Une enquête publiée mardi menée conjointement à Paris par le CNRS et l’Open Society Institute a montré que les policiers français effectuent des contrôles d’identité en fonction de l’ethnicité et des vêtements des passants. Plus de 500 opérations de contrôle ont été observées pour l’étude. Pour la première fois, il a été scientifiquement prouvé que la police contrôle plus fréquemment les « Noirs » et les « Arabes ».
La police française contrôle plus fréquemment les minorités visibles. Tel est le constat de l’Open Society Institute, un institut de recherche américain sur la police, et du Centre national de la recherche scientifique (CNRS) dans une étude intitulée police et minorités visibles : les contrôles d’identité à Paris publiée hier. Entre octobre 2007 et mai 2008, des observateurs se sont placés sur cinq sites parisiens autour de la gare du Nord et de Châtelet. Ils ont d’abord identifié la population disponible en recensant l’âge, le sexe, l’origine, les vêtements et la taille du sac (dans le cadre du plan Vigipirate) des passants. 525 contrôles de police ont ensuite été observés selon les mêmes critères. Il en ressort que les personnes perçues comme « noires » ou « arabes » ont entre 1,8 et 14,8 fois plus de risques d’être contrôlés que les « blancs ». Les chiffres varient en fonction des sites étudiés. De même, les individus habillés dans un style jeune (hip hop, tecktonik, punk…) sont plus susceptibles d’être contrôlés : ils représentent 10% de la population disponible mais ont été 47% à se faire contrôler pendant l’enquête. Deux tiers d’entre eux sont issus de minorités visibles. L’étude montre à travers des chiffres que la police française se base plus sur l’apparence que sur les comportements des passants dont elle vérifie l’identité. Il semble que les policiers considèrent que les délits sont plus souvent commis par des personnes issus de minorités visibles ou portant des vêtements jeunes, ce qui les encourage à effectuer des contrôles d’identité.
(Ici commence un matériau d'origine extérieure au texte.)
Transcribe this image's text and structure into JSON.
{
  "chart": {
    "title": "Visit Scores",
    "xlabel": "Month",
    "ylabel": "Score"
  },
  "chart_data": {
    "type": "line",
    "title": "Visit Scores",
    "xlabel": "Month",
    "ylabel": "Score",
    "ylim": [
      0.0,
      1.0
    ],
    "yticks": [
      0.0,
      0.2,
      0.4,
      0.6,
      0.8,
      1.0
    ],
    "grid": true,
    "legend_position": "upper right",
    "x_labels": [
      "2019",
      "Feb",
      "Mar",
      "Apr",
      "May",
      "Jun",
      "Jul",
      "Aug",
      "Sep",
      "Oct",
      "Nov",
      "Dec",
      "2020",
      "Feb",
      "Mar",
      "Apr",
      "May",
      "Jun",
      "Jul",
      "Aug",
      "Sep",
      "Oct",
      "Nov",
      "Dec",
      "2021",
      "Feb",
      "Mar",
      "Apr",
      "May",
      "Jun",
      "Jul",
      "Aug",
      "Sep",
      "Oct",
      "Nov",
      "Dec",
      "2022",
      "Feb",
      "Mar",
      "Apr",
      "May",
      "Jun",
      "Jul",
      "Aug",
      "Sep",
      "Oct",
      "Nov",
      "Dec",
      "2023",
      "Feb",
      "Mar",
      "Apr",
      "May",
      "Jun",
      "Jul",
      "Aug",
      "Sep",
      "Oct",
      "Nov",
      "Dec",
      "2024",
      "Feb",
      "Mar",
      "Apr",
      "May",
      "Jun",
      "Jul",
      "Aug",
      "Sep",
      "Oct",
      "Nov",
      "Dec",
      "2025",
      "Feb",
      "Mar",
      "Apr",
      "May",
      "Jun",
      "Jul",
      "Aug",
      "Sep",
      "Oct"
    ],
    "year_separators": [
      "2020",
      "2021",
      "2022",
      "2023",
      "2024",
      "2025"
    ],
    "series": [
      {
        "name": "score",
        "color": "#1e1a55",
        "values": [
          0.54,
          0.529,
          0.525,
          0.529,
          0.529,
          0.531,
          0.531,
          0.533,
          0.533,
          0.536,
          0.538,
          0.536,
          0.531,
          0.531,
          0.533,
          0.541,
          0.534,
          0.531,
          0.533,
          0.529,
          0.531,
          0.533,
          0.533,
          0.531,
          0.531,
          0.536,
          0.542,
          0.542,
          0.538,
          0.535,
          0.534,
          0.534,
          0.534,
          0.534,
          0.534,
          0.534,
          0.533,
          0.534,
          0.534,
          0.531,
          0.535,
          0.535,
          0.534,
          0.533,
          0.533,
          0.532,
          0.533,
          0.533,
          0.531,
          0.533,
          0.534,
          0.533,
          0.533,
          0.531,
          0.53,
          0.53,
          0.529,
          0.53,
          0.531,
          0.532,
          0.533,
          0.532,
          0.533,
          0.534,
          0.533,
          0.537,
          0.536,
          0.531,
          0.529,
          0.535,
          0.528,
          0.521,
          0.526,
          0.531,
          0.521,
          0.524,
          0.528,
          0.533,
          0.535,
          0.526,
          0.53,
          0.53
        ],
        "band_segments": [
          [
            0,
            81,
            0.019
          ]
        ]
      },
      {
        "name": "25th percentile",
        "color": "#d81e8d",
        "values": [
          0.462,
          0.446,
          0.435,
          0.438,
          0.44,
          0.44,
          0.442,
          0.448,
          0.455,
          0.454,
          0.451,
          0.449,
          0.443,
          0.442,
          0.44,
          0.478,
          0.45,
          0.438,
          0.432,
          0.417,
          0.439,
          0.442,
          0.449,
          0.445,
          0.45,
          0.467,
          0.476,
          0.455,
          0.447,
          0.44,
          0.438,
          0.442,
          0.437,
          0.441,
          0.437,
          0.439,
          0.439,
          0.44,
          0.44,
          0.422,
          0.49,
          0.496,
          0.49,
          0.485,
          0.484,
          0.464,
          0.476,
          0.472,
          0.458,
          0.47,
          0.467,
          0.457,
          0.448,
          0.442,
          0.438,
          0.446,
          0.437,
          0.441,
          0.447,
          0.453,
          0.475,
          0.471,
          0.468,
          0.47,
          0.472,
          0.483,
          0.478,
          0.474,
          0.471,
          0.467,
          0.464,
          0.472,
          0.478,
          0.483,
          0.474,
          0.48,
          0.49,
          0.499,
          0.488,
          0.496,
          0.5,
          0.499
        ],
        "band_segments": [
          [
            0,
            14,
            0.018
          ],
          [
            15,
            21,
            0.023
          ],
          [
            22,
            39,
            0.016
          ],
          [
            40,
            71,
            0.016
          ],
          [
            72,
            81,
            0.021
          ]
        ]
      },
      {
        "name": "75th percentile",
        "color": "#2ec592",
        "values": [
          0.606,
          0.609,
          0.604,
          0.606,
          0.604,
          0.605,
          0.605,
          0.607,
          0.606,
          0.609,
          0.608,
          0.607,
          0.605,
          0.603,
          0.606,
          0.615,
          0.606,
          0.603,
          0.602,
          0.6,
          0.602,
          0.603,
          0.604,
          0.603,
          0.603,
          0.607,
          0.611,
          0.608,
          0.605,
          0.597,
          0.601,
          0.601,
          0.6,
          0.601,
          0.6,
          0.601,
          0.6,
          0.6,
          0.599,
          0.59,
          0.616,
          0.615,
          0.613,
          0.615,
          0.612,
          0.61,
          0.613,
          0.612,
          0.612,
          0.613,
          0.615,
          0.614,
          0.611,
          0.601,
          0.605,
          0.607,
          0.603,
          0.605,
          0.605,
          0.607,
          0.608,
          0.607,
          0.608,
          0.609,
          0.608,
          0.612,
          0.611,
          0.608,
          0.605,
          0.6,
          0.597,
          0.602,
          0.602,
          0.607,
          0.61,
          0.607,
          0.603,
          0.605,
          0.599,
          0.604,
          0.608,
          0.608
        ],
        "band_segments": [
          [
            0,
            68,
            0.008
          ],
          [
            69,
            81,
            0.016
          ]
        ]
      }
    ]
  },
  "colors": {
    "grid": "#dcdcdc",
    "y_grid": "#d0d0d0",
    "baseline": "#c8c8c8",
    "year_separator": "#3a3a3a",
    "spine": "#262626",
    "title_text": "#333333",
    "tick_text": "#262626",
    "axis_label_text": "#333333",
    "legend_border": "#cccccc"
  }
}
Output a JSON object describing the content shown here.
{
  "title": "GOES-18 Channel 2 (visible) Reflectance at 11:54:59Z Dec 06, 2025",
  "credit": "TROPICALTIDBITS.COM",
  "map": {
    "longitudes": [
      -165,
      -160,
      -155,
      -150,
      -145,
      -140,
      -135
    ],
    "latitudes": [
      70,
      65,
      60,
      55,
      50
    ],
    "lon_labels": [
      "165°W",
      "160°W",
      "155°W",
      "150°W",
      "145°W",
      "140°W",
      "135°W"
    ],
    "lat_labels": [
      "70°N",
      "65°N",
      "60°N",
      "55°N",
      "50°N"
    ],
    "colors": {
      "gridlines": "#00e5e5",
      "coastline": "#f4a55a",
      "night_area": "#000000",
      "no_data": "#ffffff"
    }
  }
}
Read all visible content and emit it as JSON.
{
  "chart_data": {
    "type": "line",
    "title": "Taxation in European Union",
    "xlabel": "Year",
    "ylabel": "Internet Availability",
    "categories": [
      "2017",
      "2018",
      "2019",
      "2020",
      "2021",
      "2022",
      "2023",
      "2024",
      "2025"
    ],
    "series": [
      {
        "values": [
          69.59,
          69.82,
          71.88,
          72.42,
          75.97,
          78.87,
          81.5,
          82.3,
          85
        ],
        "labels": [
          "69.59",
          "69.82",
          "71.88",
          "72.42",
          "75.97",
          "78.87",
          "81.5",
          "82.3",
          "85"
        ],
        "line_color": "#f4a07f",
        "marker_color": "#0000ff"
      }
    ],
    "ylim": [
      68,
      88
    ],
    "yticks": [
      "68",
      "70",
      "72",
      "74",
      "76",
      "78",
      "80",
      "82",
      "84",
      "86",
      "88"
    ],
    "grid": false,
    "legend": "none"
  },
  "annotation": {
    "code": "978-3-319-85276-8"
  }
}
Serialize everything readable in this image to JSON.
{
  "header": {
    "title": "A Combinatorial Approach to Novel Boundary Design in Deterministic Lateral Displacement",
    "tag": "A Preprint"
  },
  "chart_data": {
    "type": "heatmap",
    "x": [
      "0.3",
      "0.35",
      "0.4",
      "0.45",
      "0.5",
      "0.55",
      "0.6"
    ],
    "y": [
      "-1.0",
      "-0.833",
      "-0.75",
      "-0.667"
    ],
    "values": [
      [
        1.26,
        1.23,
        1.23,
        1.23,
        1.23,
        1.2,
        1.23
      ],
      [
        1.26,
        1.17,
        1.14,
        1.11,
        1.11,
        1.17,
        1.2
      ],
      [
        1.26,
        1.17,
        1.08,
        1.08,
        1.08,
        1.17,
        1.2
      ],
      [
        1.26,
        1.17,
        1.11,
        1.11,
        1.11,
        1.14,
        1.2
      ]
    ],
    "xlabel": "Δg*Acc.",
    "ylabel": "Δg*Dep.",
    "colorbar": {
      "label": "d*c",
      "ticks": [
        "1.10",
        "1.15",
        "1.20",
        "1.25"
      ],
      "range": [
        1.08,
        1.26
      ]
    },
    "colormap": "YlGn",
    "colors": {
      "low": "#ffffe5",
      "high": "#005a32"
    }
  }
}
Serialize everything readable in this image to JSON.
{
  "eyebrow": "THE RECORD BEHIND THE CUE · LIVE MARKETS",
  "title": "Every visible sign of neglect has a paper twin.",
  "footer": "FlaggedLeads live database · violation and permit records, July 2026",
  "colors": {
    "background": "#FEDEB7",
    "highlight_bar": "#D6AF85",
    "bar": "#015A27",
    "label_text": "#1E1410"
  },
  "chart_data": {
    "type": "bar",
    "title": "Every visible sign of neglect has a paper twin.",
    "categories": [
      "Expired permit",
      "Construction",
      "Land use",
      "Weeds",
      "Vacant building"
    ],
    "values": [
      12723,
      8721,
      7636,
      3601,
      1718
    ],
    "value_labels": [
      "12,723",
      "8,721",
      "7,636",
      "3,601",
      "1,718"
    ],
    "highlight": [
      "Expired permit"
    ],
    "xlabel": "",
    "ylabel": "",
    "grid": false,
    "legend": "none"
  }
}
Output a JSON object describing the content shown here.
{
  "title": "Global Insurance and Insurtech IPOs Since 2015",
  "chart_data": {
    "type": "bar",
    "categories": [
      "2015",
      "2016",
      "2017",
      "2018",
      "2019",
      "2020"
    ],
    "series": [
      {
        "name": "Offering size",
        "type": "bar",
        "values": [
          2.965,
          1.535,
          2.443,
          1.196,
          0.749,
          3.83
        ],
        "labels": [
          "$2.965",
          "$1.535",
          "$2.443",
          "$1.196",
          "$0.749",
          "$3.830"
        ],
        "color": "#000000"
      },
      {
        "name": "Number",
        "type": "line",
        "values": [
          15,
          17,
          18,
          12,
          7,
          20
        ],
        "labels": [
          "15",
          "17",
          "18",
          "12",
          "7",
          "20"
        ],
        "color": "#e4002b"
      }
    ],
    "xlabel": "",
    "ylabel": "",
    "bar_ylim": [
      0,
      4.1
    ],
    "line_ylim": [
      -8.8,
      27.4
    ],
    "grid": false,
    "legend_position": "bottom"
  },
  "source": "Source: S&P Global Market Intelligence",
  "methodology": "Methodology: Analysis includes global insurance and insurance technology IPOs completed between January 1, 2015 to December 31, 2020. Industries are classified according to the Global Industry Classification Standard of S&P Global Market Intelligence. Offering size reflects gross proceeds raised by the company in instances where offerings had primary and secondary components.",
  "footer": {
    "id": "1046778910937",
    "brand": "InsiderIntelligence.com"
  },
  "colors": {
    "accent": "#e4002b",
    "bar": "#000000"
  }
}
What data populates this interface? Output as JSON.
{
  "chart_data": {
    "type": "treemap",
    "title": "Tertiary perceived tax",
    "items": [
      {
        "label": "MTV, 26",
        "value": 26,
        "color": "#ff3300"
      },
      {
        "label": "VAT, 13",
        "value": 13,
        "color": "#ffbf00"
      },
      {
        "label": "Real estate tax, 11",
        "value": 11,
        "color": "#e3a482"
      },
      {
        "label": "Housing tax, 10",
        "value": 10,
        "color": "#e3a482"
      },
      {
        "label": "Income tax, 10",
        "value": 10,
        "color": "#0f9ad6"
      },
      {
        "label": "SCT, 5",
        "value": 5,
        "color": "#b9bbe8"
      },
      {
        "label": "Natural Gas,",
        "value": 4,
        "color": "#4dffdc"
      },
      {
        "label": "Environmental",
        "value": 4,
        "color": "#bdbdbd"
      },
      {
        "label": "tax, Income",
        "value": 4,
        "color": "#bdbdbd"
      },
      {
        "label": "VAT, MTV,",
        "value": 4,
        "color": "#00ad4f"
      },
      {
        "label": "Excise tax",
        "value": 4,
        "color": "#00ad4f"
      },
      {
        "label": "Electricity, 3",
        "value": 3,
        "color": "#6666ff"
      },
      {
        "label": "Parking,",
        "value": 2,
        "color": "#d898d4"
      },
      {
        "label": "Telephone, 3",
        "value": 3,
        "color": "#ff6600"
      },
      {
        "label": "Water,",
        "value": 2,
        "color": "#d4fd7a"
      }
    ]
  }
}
Les observateurs ont également essayé de s’entretenir avec les passants contrôlés par la police pour connaître leur sentiment. La majorité d’entre eux estiment que les policiers ont eu un comportement neutre et poli. Seuls 3% des passants interrogés considèrent être victimes d’un traitement raciste ou insultant. Mais à la question de savoir quel effet ce contrôle avait produit, les personnes issues de la diversité ont exprimé un sentiment plus négatif que les blancs, sans doute à cause de contrôles plus fréquents auprès des premiers. Ce n’est donc pas tant l’attitude des policiers que la fréquence des opérations de contrôle qui agace.
Une enquête qui appelle à prendre des mesures
Les auteurs de l’étude mettent en avant plusieurs problèmes qui découlent de cette situation. D’abord, la police ne respecte pas la législation française anti-discrimination, ni les normes européennes des droits de l’homme qui interdisent les discriminations fondées sur l’apparence sans justification objective. Les chercheurs considèrent aussi que les contrôles au faciès détériorent la confiance entre public et police. Ils créent un sentiment de méfiance qui peut mener à des débordements telles que les émeutes qui se sont déroulées en 2005 et 2007 dans les banlieues.
Des recommandations sont également faites aux autorités publiques et policières. Les auteurs les invitent à reconnaître publiquement que le contrôle au faciès existe et qu’il pose problème. Ils suggèrent de modifier un article du code de procédure pénale afin d’interdire la discrimination raciale dans les actions policières. Enfin, il est également proposé d’établir un formulaire rempli systématiquement lors des contrôles d’identité. Y seraient inscrits l’apparence raciale de la personne contrôlée ainsi que les motifs et les résultats de l’opération. Ceci devrait permettre de vérifier l’efficacité et l’impartialité de la police et d’établir des statistiques anonymes. Mais, au même moment, 22 chercheurs rassemblés au sein de la Commission alternative de réflexions sur les « statistiques ethniques » et les discriminations (Carsed) présentaient leur premier ouvrage, Le Retour de la race ((éd. de L’Aube). Ils répondent aux travaux du Comité pour la mesure et l’évaluation de la diversité et des discriminations (Comedd) mis en place par le gouvernement pour mesurer la diversité et les discriminations. La Carsed craint « la racialisation de la société française » et propose des alternatives aux statistiques ethniques. La mesure des discriminations est un sujet sensible en France. Mais tout le monde s’accorde à dire que des mesures sont nécessaires.